Let’s be clear, this was an FDA official holding up a safe contraceptive that because of the fear of teen sex cults.
So really, all of this writing and talking about hooking up is about a lot more than just wanting young people to have less sex, or to date more. This is about a return to traditional gender roles – a world where women go to college not to get an education, but to find a husband; a world where women don’t really like sex but just do it to have babies. A world where women have no reproductive choices.
Now, all of this is not to say that I don’t think there’s a problem with how oversexualized the media is, or how women and women’s sexuality are portrayed in pop culture – I do think that there’s a problem.
I also think we need to have a serious conversation about sexual assault, rape and alcohol on college campuses – these are issues of sexuality that are immediately dangerous to both young men and women.

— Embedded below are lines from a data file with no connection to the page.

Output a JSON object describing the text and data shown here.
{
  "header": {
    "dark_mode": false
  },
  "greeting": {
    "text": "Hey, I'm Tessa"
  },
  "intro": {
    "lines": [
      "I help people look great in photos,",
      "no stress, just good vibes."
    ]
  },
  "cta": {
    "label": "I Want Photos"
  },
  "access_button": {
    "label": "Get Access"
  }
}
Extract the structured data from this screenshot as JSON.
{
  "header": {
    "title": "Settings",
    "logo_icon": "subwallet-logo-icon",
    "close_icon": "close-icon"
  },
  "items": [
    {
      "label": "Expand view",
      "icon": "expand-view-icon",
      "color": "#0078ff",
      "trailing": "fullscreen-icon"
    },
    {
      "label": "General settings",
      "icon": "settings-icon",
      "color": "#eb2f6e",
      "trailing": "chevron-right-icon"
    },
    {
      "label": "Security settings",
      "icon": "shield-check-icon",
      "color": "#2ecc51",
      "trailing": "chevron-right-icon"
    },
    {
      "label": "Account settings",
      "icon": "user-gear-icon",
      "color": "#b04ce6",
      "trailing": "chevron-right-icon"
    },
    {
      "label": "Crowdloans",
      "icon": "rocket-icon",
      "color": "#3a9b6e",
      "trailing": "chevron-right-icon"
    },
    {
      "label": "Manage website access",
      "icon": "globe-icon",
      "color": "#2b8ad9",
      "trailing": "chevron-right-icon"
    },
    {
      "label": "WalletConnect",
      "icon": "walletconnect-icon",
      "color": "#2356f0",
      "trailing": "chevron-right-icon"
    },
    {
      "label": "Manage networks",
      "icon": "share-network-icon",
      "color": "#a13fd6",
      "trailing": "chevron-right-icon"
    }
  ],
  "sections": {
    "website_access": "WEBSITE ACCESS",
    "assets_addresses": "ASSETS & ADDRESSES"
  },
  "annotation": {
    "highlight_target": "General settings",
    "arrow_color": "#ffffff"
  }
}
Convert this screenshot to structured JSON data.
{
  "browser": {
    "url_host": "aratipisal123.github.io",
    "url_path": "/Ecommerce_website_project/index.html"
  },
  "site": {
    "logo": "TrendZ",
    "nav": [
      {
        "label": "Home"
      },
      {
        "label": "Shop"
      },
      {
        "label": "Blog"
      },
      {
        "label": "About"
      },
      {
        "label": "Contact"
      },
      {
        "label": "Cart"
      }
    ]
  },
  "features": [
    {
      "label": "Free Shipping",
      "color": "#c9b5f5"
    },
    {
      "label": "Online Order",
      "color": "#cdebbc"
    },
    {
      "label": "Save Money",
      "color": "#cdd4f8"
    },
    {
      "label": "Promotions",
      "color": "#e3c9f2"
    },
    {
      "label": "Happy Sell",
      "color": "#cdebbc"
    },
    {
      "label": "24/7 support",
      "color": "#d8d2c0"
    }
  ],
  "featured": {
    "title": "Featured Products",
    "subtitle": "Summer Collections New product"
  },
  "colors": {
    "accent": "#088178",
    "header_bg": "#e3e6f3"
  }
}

I even think that there’s a lot more we could discuss about hooking up. But let’s have that conversation with nuance and realism, and let’s certainly have it without an agenda.
And fact is, focusing on hyped-up problems that sell newspapers, titillate the imagination and line the pockets of conservative organizations make it that much easier to ignore actual problems young women are facing, issues that take a lot more than a moral scolding to fix.
For a young woman living in poverty, spring break isn’t even an option, let alone a concern. For a young woman who has no health insurance, the “moral” debate over STDs won’t do anything for her the next time she needs to see a doctor. And for a young single mother, hearing about herself as an unfortunate statistic isn’t going to make her life any better or easier.
If the same people who are working themselves into a panic over women’s sexuality spent half as much time advocating on behalf of issues that young women really need help with, we might actually be getting somewhere. But instead, we’re stuck talking about what a shame it is that young women are having sex, when the truth is, it isn’t a shame at all.